The study area is located west of the city of Mendoza in the Andes. The road passes several times along rocky outcrops that may be highly fractured and let blocks free. The analysis was conducted on two points: a GIS analysis of the DEM (Digital Elevation Model) and a field study. The GIS analysis has called for the creation and the search for a DEM of good quality. After several trials with satellite images and the SRTM, pairs of stereoscopic aerial photographs of 1966 have given the least bad outcome. These DEM are strongly deformed in places and do not reproduce accurately the topography.
The GIS analysis is based entirely on the study of the geometry of the DEM, the result is related to quality.

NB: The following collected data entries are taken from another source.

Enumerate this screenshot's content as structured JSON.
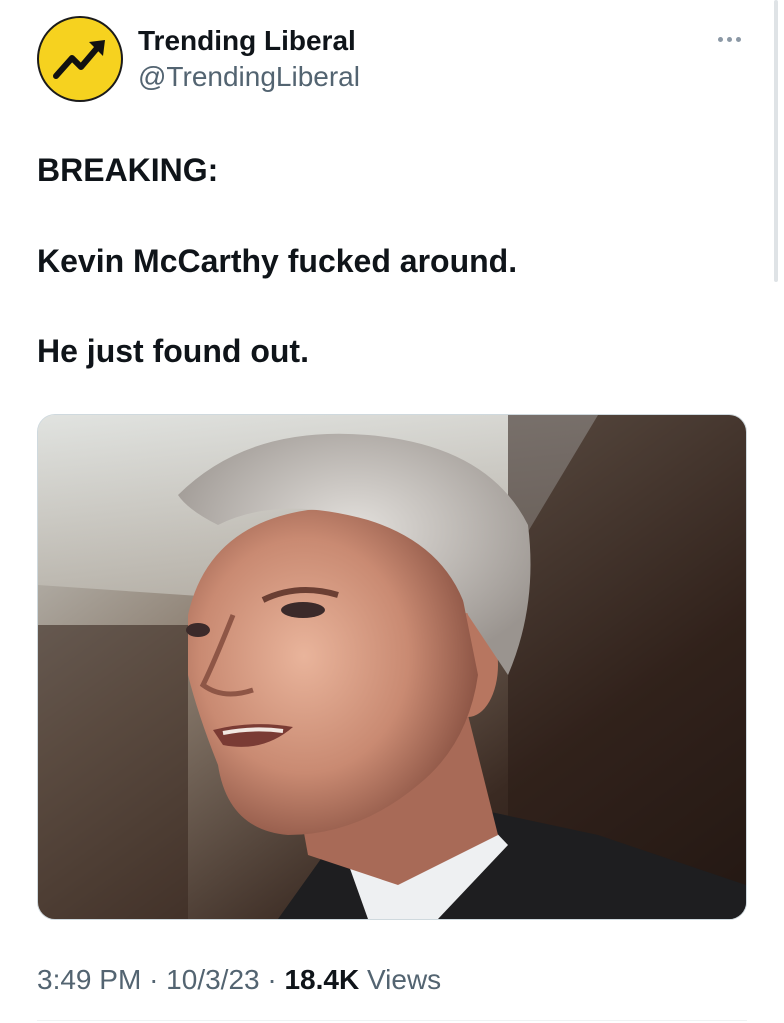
{
  "author": {
    "name": "Trending Liberal",
    "handle": "@TrendingLiberal",
    "avatar_icon": "trending-up-arrow-icon",
    "avatar_color": "#f6d21f"
  },
  "more_icon": "more-horizontal-icon",
  "tweet": {
    "lines": [
      "BREAKING:",
      "Kevin McCarthy fucked around.",
      "He just found out."
    ]
  },
  "media": {
    "type": "photo"
  },
  "meta": {
    "time": "3:49 PM",
    "separator": "·",
    "date": "10/3/23",
    "views_count": "18.4K",
    "views_label": "Views"
  },
  "colors": {
    "text": "#0f1419",
    "secondary": "#536471",
    "divider": "#eff3f4"
  }
}
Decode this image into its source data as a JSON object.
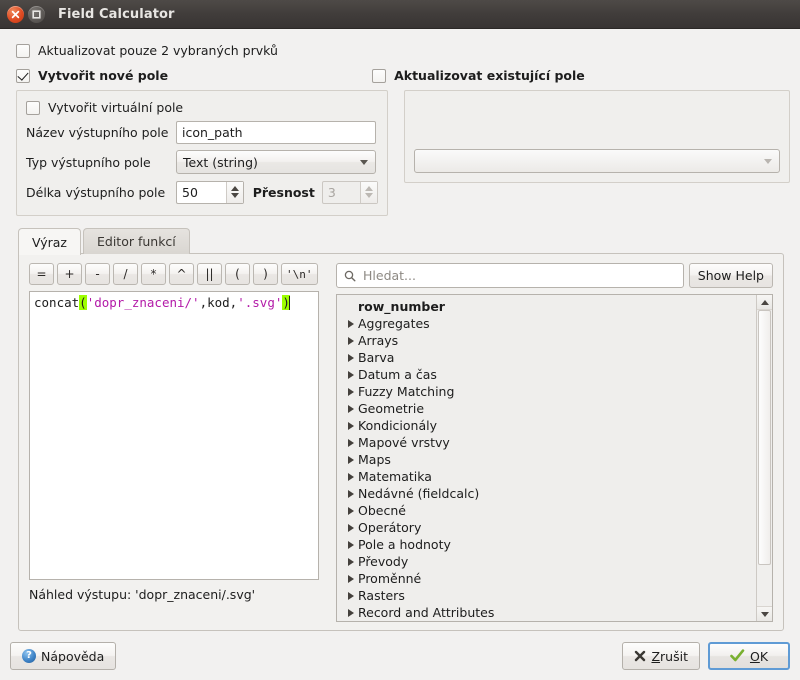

Several factors are summed together : rock instabilities for the break susceptibility, slope, slope orientation, kinematic tests of the main discontinuities and SLBL. The results are used for propagations simulations of falling blocks. The results are not very good because of the poor quality of the DEM. Areas with high failure susceptibility are numerous and extensive, making it impossible to establish priority areas. The Conefall propagation can not be calibrated with field data and the results are indicative only.
On the field, discontinuities outcrops were measured and used to calculate several classification methods: RMR, SMR, and GSI. The results give rock masses of good quality, but can be very unstable following the geometry of the discontinuity and the slope of the outcrop. Then, two RHRS methods were calculated on each outcrop to classify them in order of priority for intervention. Both methods (RHRS Budetta and RHRS Colorado) take into account the characteristics of the slope, climate, geology and exposure of vehicles to danger. Both methods were compared and it is the Colorado RHRS which was recommended for future studies.
The RHRS allowed to classify outcrops for priority of intervention. Sites with the highest scores will be subject to further study to determine what protective measures will be most suitable and the money will be managed in the best possible way.